All the colour drained from my face and suddenly, I felt very, very sick.

“Can you even hear yourself?” Amy asked. “You’re actually sitting there, telling me that what you want doesn’t matter, what makes you happy doesn’t matter. Is that what you want? Marry Charlie, give up your dreams and slog away day in and day out at the agency so you can turn into a bitter, resentful old cow like your mum?”

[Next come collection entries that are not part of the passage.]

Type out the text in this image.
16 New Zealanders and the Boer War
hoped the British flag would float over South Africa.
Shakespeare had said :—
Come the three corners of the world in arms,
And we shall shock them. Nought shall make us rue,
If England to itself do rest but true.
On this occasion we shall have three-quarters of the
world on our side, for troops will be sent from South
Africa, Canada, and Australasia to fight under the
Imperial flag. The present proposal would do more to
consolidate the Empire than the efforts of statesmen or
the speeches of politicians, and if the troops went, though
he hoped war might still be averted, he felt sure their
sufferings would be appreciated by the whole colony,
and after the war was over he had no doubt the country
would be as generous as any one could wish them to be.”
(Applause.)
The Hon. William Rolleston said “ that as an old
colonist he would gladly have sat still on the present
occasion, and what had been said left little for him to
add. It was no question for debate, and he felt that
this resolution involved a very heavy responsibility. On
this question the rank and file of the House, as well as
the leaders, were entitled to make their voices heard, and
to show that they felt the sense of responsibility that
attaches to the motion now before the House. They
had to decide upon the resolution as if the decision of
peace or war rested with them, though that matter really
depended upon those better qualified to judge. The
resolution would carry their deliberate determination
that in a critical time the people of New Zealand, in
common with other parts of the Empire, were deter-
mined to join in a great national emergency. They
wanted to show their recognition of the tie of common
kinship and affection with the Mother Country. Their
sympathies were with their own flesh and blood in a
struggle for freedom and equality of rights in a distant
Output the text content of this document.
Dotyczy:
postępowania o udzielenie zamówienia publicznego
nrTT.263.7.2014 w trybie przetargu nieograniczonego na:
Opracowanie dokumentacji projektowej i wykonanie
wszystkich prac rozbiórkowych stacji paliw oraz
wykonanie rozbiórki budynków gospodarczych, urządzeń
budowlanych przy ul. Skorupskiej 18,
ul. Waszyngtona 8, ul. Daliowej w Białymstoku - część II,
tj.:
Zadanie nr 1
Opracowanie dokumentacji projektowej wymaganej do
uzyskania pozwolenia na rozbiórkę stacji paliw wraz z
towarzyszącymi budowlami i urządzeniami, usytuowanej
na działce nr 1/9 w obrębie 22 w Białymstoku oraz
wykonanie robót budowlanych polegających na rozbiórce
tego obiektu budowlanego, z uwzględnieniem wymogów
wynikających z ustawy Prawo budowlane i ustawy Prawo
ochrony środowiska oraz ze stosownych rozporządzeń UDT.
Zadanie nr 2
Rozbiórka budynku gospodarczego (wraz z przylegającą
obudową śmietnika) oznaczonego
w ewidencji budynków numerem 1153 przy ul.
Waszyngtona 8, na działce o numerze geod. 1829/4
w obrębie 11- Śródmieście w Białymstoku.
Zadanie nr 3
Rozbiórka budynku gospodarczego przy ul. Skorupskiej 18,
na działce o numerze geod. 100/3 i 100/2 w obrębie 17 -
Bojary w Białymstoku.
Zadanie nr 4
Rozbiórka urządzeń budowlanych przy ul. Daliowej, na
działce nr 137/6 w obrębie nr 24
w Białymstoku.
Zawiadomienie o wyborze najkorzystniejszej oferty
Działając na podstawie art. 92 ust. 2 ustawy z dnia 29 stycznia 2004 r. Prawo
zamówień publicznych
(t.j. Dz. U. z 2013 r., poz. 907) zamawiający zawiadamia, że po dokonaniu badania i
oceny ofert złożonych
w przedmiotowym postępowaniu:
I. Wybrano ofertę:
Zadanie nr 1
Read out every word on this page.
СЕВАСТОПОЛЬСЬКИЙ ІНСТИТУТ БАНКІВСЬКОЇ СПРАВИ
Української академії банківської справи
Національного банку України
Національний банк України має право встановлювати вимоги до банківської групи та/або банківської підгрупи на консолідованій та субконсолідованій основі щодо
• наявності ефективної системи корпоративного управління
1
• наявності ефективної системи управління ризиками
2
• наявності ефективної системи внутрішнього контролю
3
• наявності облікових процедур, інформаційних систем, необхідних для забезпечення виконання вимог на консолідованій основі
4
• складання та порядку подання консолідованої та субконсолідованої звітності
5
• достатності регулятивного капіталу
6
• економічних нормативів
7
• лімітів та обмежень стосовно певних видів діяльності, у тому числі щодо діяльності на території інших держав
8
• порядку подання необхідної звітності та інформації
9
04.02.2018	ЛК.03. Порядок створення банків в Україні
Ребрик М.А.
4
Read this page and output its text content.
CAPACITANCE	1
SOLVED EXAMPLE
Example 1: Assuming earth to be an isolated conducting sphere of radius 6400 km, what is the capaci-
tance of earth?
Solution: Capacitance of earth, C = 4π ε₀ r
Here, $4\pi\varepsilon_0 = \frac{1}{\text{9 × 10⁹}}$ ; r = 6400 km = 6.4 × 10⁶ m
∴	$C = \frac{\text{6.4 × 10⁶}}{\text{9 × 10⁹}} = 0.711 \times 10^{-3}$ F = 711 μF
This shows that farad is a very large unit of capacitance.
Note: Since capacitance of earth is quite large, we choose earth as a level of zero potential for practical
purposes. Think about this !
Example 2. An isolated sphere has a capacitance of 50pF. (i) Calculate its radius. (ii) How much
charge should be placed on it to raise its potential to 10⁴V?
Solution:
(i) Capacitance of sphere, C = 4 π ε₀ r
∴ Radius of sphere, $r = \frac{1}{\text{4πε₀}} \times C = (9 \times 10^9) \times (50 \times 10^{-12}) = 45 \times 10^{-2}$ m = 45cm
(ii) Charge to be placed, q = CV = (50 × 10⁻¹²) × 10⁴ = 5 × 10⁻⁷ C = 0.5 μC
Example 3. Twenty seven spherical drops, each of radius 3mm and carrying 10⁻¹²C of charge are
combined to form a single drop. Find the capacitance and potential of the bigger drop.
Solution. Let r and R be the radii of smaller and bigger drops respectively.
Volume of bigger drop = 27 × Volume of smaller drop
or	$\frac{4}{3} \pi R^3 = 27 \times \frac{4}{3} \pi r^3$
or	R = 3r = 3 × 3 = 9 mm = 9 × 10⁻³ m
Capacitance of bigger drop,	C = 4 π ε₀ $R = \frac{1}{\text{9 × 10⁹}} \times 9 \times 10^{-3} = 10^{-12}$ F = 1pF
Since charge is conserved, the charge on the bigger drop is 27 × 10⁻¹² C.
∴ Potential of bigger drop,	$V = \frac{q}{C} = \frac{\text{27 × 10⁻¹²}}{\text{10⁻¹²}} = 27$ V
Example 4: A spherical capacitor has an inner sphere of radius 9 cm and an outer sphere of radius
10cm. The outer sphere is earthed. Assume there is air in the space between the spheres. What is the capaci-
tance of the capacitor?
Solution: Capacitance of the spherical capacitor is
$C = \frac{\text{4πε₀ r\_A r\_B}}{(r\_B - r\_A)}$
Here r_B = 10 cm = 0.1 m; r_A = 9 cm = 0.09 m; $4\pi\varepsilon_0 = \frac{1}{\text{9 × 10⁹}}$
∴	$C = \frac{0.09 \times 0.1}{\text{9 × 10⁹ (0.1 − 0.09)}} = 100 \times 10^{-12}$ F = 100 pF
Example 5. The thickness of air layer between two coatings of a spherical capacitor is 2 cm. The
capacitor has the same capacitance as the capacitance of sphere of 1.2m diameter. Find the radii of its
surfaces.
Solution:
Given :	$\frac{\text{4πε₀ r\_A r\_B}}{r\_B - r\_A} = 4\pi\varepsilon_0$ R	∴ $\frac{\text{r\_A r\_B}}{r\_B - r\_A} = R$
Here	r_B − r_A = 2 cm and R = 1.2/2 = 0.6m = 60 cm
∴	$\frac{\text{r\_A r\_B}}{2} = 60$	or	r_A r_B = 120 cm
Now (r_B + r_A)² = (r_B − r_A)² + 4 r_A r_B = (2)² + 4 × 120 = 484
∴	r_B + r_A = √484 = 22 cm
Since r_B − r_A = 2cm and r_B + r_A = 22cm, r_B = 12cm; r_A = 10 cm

“Do I need to go to the restroom again?” Kekipi asked, switching his stare from me to Amy and back again. “Because I didn’t really need to go last time and I’m worried one of the waiters thinks I’m trying to pick him up.”

“No,” Amy threw her arm out in front of him, effectively sticking him to his seat, “you don’t need to do anything. She’s the one who needs to think about what she just said. You don’t know, Nick or Charlie. You can’t decide, agency or photos. You can decide and you do know but you’ve spent so long listening to, and believing, all your mother’s sh*t that you don’t believe it.”

She paused for breath and wine.

“You don’t trust your gut. This is the first time in your entire life you’ve had to make a difficult decision and you’re trying to wimp out of it, but you can’t. If I lived by your logic, I’d be married to Dave and as miserable as sin, maybe even divorced by now. Or worse, I’d be your mum and Brian, sitting around the house, hating each other. Is that what you want? Just be f*cking brave for once in your life.

I stared across the table at the girl who had been my best friend for as long as I’d been alive.